The Bible in a Year – 29 October

If this is your first viewing, please see my Introduction before reading this.

29 October. Matthew chapters 13-14

In the first of these chapters, Jesus uses several stories (parables) to try and explain what he called the “kingdom of heaven” – the new way of life with God that he came to bring.  Even his closest disciples did not understand these stories at first telling, so he had to explain the meaning of them.  The parables are intended to be mulled over by the hearer until they make sense in their own situation.  We are expected to ask ourselves, for example, “am I like the seed that is growing among thorns, letting the cares of the world choke the growth of God’s life in me?” (13:22) or “when the time of judgement comes, will I look more like a useful stalk of wheat or a useless weed in God’s kingdom? (12:40-43).

Not all the parables were about farming: others would have made sense to housewives, merchants or fishermen.   Jesus used as many ways as he could to explain his teaching to people from all walks of life.  Yet, in the last section of chapter 13, the very people who knew him best – his immediate family and other families in his home village of Nazareth – rejected him, for they thought they knew him too well.  Instead of being the famous preacher who walked into town one day and started to work miracles, he was to them just Joseph and Mary’s son, who had walked out on his family and now returned.  Unlike the prodigal son of one of his own parables, he was not welcomed back with open arms but with suspicion.

On top of that, in chapter 14 Jesus hears that his relative, the prophet John (“the Baptist”), had been killed by King Herod who now feared that Jesus was the same prophet come back to life.  Clearly Herod had not been paying attention, for John had baptised Jesus, and their approaches to proclaiming the Kingdom of Heaven were quite different.    So it is not surprising that Jesus went away by himself, badly in need of solitude to deal with this bereavement, the rejection by his own neighbours and the implied threat to his life.  Yet that is just when he found himself surrounded by crowds desperate for more of his teaching.  Their physical need for food prompted perhaps Jesus’ best known miracle, the feeding of five thousand men and their families with a small quantity of bread and fish.  Other people’s needs always came first for him, however great his own.  Only with that attitude, made possible by the Spirit of God within him, could he face the ultimate test of the Cross.

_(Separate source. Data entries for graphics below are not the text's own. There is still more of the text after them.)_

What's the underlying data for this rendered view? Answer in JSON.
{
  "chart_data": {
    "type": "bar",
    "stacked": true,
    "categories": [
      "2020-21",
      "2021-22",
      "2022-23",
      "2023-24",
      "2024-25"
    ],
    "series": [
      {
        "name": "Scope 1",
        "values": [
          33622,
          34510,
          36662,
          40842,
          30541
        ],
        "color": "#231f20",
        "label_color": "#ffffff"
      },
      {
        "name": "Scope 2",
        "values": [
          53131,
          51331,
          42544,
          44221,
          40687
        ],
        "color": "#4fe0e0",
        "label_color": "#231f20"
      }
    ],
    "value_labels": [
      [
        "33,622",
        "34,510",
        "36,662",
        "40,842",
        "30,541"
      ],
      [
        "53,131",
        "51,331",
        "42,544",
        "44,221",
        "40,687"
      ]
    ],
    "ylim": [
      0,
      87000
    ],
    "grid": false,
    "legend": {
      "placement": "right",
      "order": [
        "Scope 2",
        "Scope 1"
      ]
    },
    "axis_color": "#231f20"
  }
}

Going back to Jesus’ family, perhaps the experience of meeting the needs of the crowds with both words and food persuaded him that his ministry to others was more important than his family, for at the end of this chapter he declares in response to the statement that they are wanting to see him, “Whoever does the will of my Father in heaven is my brother and sister and mother.”  From that declaration we get the idea that all of us who put our trust in Jesus can call ourselves sisters and brothers – not only of each other, but of Jesus the Son of God, thereby claiming the status of children of God for ourselves.  But it is only Jesus’ self-sacrifice that makes that possible.